Michael Moynihan ’89 reassured a group of business-minded Bowdoin students sitting down with him for lunch recently that they should not lose confidence in their liberal arts background as they prepare to launch their careers.
“I know it’s easy to say, ‘It’s a tough job market out there, and I have a liberal arts degree and I might be competing with business school graduates’,” he said. Instead, Moynihan argued they should have faith in their Bowdoin education because it’s more relevant in the business world now than ever.
“The world of business is more tumultuous than it ever has been,” he said. He pointed to all the forces roiling industries, such as social media, online marketplaces, the rise of tablets and smartphones, and the uneven economy. “Why play a board game when you have an iPad?” he asked rhetorically when describing some of the difficulties his own toy industry is confronting. “Why play Scrabble when you can play Words with Friends on your iPhone?”
In the past, Moynihan continued, left-brained people could thrive in business because they could fall back on trusted formulas. But a formula these days may work for a few weeks or months before it’s outdated. Continually inventing new products, new marketing strategies, or new ways of doing business requires “a whole different way of thinking. It requires people who can think critically about formulas and what we need to do to tweak them,” Moynihan said. “What you guys are getting trained for is very relevant to the world of business.”
Moynihan, vice president of marketing for LEGO Systems, Inc., visited campus recently to share his wisdom about the business world. He has worked for Monitor Co. and General Mills, and has been with Lego now for 16 years. Moynihan graduated from Bowdoin in 1989 after majoring in economics and math, and earned his MBA from Harvard Business School in 1993.
As head of marketing for Lego, Moynihan is familiar with selling toys that help children develop their skills while delighting them. And while he didn’t advise Bowdoin students to play with building blocks, he did offer thoughtful advice on how they could develop their careers. One of the more practical tips he suggested was to go into consulting if they weren’t sure what they wanted to specialize in.
“I went into consulting after graduating from Bowdoin, and consulting is like the liberal arts of business,” he said. “It gave me an idea of what I liked and didn’t like. If you have any intention of going into business, consulting is a good way to get exposure to a bunch of relevant areas of business.”
He also recommended looking for companies that encourage cross-promotion. “Look for industries or companies that allow a bit of breath out of the gates. Careers are marathons, not sprints,” he counseled.
Though he didn’t know it when he left Bowdoin, Moynihan learned along the way that he “had a real passion for marketing.” But it took him a couple of jobs and companies to find the right fit, he said. At Lego, Moynihan’s involved with product development, advertising, marketing analytics, event marketing (such as fan conventions), market research, competitive intelligence and public relations.

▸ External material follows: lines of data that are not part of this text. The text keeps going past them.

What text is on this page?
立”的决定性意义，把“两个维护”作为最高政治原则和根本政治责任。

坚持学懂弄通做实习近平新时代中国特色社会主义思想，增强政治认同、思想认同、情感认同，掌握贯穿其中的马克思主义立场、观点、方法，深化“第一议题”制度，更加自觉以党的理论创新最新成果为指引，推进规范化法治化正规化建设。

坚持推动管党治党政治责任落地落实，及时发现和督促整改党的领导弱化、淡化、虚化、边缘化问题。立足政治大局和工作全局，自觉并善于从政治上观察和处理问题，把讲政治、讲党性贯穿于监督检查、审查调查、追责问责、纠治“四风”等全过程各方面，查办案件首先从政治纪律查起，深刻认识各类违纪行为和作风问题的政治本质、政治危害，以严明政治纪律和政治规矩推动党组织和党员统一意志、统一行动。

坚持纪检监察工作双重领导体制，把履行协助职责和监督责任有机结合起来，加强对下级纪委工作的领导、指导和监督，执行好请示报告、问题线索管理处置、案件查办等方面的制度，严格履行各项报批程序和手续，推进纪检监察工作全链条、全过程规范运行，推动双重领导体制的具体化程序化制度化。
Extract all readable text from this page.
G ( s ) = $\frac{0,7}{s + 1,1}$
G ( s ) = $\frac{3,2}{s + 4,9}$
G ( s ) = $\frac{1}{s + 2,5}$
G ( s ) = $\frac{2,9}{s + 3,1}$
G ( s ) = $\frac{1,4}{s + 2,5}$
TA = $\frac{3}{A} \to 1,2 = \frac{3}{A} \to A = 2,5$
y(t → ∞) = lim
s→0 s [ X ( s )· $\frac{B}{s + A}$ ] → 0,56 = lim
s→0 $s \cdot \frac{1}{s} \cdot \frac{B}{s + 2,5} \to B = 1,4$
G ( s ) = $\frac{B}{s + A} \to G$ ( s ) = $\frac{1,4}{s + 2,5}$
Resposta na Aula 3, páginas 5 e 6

He recommended that students be as selective about choosing an employer as they were when they picked a college. “Do not underestimate the importance of corporate culture. Make sure you’re going to a company according to your own values,” he said. “Apply the same rigor in your job search to cultural fit as you did in your college search.”
Finally, he gave students an oft-repeated bit of advice from Bowdoin grads. “Tap into the Bowdoin alumni network, it’s an unbelievable network,” he said. “The people who graduate from this place have a sincere passion for it, and that passion only seems to grow the longer they’re out.”